En se baladant entre les allées, les visiteurs en prennent plein les narines, entre les poulets rôtis à la broche et les grandes poêlées de paëlla. Les historiques commerçants ont aussi vécu l'évolution du marché dominical de plein fouet. "Il y a beaucoup plus de food-trucks et de stands où tout est prêt à manger. Il y a aussi beaucoup plus de cuisine du monde depuis la crise de la Covid-19", décrit Philippe Blancherie. "C'est un théâtre à ciel ouvert. Le dimanche est une grande famille !" ajoute Christelle, qui constate par ailleurs un retour en arrière des jeunes vers le marché. Ce n'est pas sans déplaire à Michel, qui se bat pour un commerce de proximité. "Les jeunes m'achètent des légumes et ont de nouveau envie de faire de la cuisine !", plaisante-t-il. En espérant qu'eux aussi continuent de garder foi en leur passion. Comme dirait un certain proverbe, l'avenir appartient à ceux qui se lèvent tôt.
Pour les petits nouveaux, "on se met où il y a de la place"
En période estivale, environ 150 commerçants "passagers" sont présents sur le marché du dimanche matin à Caen. Il faut parfois faire des compromis pour trouver sa place.

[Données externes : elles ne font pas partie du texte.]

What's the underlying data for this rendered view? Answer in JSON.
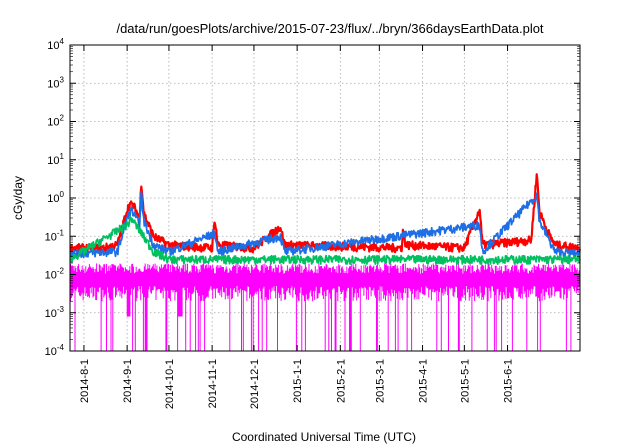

A côté des commerçants titulaires, il y a les "passagers", ceux n'ayant pas de place fixe. Alors, chaque dimanche à 7h45 pétantes, ils sont orientés par les placiers. "On se met où il y a de la place, rétorque Philippe Boquet, en train de préparer ses frites dans La Roulotte du traiteur. Je suis sur une petite place que personne ne voulait car il y a un lampadaire." Les commerçants de passage sont placés à l'ancienneté et l'assiduité. Avant d'espérer obtenir une place de titulaire, il faut être présent douze semaines de suite, avant de passer en commission. "On fait aussi attention à l'activité de chacun pour ne pas mettre deux marchands de tapis l'un à côté de l'autre", explique Claudine Roisnet, chef des placiers.
Cette formule n'est pas très stable, admet Manon Thomines-Mora, de la boulangerie bio Graines de copain. "C'est important d'être au même endroit pour que les clients se repèrent." Alors, pour faire sa place sur le marché sur lequel elle est installée depuis janvier, elle assure qu'il faut "attirer leur regard avec un sourire, une dégustation ou une discussion".